The Supplements (which I added, slowly, in numerical order):
  1. Nature Made B-complex with C - 1 tablet / A.M.
  2. All in One Multi-vitamin (Holistic Health / Dr. Yasko) - 1 capsule per day, or more
  3. Pic-Mins Multimineral (Thorne) - 1 capsule / P.M.
  4. NT Factor EnergyLipids powder - 1 scoop A.M. / 1 scoop P.M. (start with 1/4 scoop and increase gradually as tolerated)
  5. B12 Oils transdermal B12 spray sustained-release - 1 to 2 squirts per day
  6. Jigsaw Magnesium with sustained-release methylfolate & P5P - 2 tablets A.M, 2 tablets P.M. or more
Support for my MAO A R297R +/+ mutation:
In addition to the Nature Made B-complex (with 10.2mg of B2) listed above, I took 1/4 of a Solgar B2 50mg tablet (12.5mg) before lunch and 1/4 tablet before dinner for about one month before starting the B12 Oil and Jigsaw Magnesium w/ methylfolate. Here's why:
  • The most common reason for people to respond poorly to methylfolate is vitamin B2 deficiency.
  • Lack of B2 in combination with MAO +/+ means that your ability to turn off your neuronal stimulus is greatly reduced, thus leading to 'apparent' over-stimulation of nerves
  • MAO requires a metabolite of B2 called FAD to be present when the enzyme is synthesized.
  • It normally takes 2-4 weeks of regular B2 supplementation (e.g. 5mg or more, 3x daily) to normalize activity of MAO. This is provided that you have normal thyroid function.
Be aware that starting up methylation when MAO A is still not functioning well can cause reactions that are quite similar to the side effects of MAO inhibitor drugs, and that are also confusingly similar to the symptoms of low potassium and/ or B12 deficiency.

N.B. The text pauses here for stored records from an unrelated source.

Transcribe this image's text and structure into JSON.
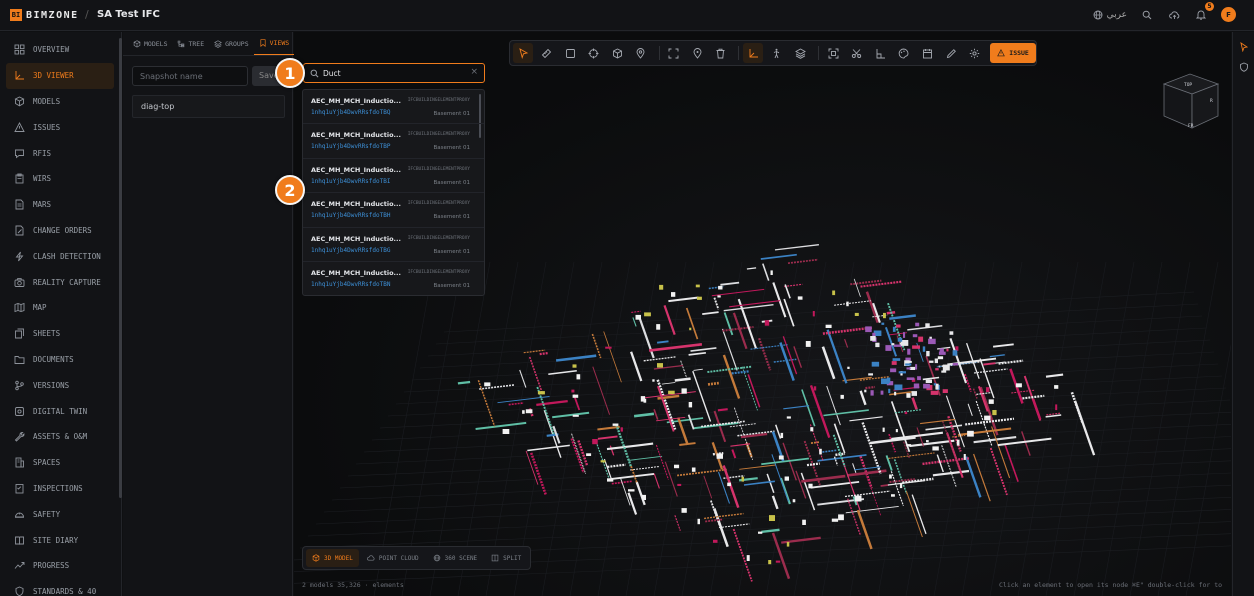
{
  "app": {
    "logo_mark": "BI",
    "logo_text": "BIMZONE",
    "separator": "/",
    "project": "SA Test IFC"
  },
  "topbar": {
    "language": "عربي",
    "notification_count": "5",
    "avatar_initial": "F"
  },
  "sidebar": {
    "items": [
      {
        "label": "OVERVIEW",
        "icon": "grid-icon"
      },
      {
        "label": "3D VIEWER",
        "icon": "axis-icon",
        "active": true
      },
      {
        "label": "MODELS",
        "icon": "cubes-icon"
      },
      {
        "label": "ISSUES",
        "icon": "warning-icon"
      },
      {
        "label": "RFIS",
        "icon": "chat-icon"
      },
      {
        "label": "WIRS",
        "icon": "clipboard-icon"
      },
      {
        "label": "MARS",
        "icon": "doc-icon"
      },
      {
        "label": "CHANGE ORDERS",
        "icon": "doc-edit-icon"
      },
      {
        "label": "CLASH DETECTION",
        "icon": "bolt-icon"
      },
      {
        "label": "REALITY CAPTURE",
        "icon": "camera-icon"
      },
      {
        "label": "MAP",
        "icon": "map-icon"
      },
      {
        "label": "SHEETS",
        "icon": "sheets-icon"
      },
      {
        "label": "DOCUMENTS",
        "icon": "folder-icon"
      },
      {
        "label": "VERSIONS",
        "icon": "branch-icon"
      },
      {
        "label": "DIGITAL TWIN",
        "icon": "twin-icon"
      },
      {
        "label": "ASSETS & O&M",
        "icon": "wrench-icon"
      },
      {
        "label": "SPACES",
        "icon": "building-icon"
      },
      {
        "label": "INSPECTIONS",
        "icon": "checklist-icon"
      },
      {
        "label": "SAFETY",
        "icon": "helmet-icon"
      },
      {
        "label": "SITE DIARY",
        "icon": "book-icon"
      },
      {
        "label": "PROGRESS",
        "icon": "trend-icon"
      },
      {
        "label": "STANDARDS & 40",
        "icon": "shield-icon"
      }
    ]
  },
  "panel": {
    "tabs": [
      {
        "label": "MODELS",
        "icon": "cubes-icon"
      },
      {
        "label": "TREE",
        "icon": "tree-icon"
      },
      {
        "label": "GROUPS",
        "icon": "layers-icon"
      },
      {
        "label": "VIEWS",
        "icon": "bookmark-icon",
        "active": true
      }
    ],
    "snapshot_placeholder": "Snapshot name",
    "save_label": "Save",
    "views": [
      "diag-top"
    ]
  },
  "toolbar": {
    "tools": [
      "select-icon",
      "measure-icon",
      "box-icon",
      "target-icon",
      "cube-icon",
      "pin-icon",
      "|",
      "fit-icon",
      "location-icon",
      "trash-icon",
      "|",
      "axis-icon",
      "walk-icon",
      "layers-icon",
      "|",
      "fullscreen-icon",
      "scissors-icon",
      "dimension-icon",
      "palette-icon",
      "calendar-icon",
      "pencil-icon",
      "gear-icon"
    ],
    "active_tools": [
      "select-icon",
      "axis-icon"
    ],
    "issue_label": "ISSUE"
  },
  "search": {
    "value": "Duct",
    "results": [
      {
        "name": "AEC_MH_MCH_Inductio...",
        "type": "IFCBUILDINGELEMENTPROXY",
        "id": "1nhq1uYjb4DwvRRsfdoTBQ",
        "level": "Basement 01"
      },
      {
        "name": "AEC_MH_MCH_Inductio...",
        "type": "IFCBUILDINGELEMENTPROXY",
        "id": "1nhq1uYjb4DwvRRsfdoTBP",
        "level": "Basement 01"
      },
      {
        "name": "AEC_MH_MCH_Inductio...",
        "type": "IFCBUILDINGELEMENTPROXY",
        "id": "1nhq1uYjb4DwvRRsfdoTBI",
        "level": "Basement 01"
      },
      {
        "name": "AEC_MH_MCH_Inductio...",
        "type": "IFCBUILDINGELEMENTPROXY",
        "id": "1nhq1uYjb4DwvRRsfdoTBH",
        "level": "Basement 01"
      },
      {
        "name": "AEC_MH_MCH_Inductio...",
        "type": "IFCBUILDINGELEMENTPROXY",
        "id": "1nhq1uYjb4DwvRRsfdoTBG",
        "level": "Basement 01"
      },
      {
        "name": "AEC_MH_MCH_Inductio...",
        "type": "IFCBUILDINGELEMENTPROXY",
        "id": "1nhq1uYjb4DwvRRsfdoTBN",
        "level": "Basement 01"
      }
    ]
  },
  "steps": [
    "1",
    "2"
  ],
  "viewcube": {
    "top": "TOP",
    "front": "FR",
    "right": "R"
  },
  "modes": [
    {
      "label": "3D MODEL",
      "active": true
    },
    {
      "label": "POINT CLOUD"
    },
    {
      "label": "360 SCENE"
    },
    {
      "label": "SPLIT"
    }
  ],
  "status": {
    "stats": "2 models 35,326 · elements",
    "hint": "Click an element to open its node ⌘E\" double-click for to"
  },
  "colors": {
    "accent": "#f07c1c",
    "link": "#3d8fd6",
    "background": "#0f1012"
  }
}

I experienced dry mouth, sudden awakening at night (insomnia), muscle jerking, tingling in arms and legs. I found these symptoms resolved with continued B2 supplementation.

Nutrient Dosages for the basic package -- 1 All in One + 1 B-Complex + 1 PIC-MINS + 4 Jigsaw magnesium tabs + 1 B12 Oils spray:
  • B1 - 15mg
  • B2 - 13mg
  • B3 - 60mg
  • B5 - 23mg
  • B6 - 13mg
  • Folate - 226mcg
  • B12 - 2.5mg
  • Biotin - 38mcg
  • A - 1250 I.U.
  • C - 370mg
  • D - 100 I.U.
  • K - 10mcg
  • Zinc - 18.75mg
  • Copper - 0mg
  • Selenium - 125mcg
  • Maganese - 2.75mg
  • Chromium - 125mcg
  • Magnesium - 500mg
(*Note: some values were rounded to the nearest milligram)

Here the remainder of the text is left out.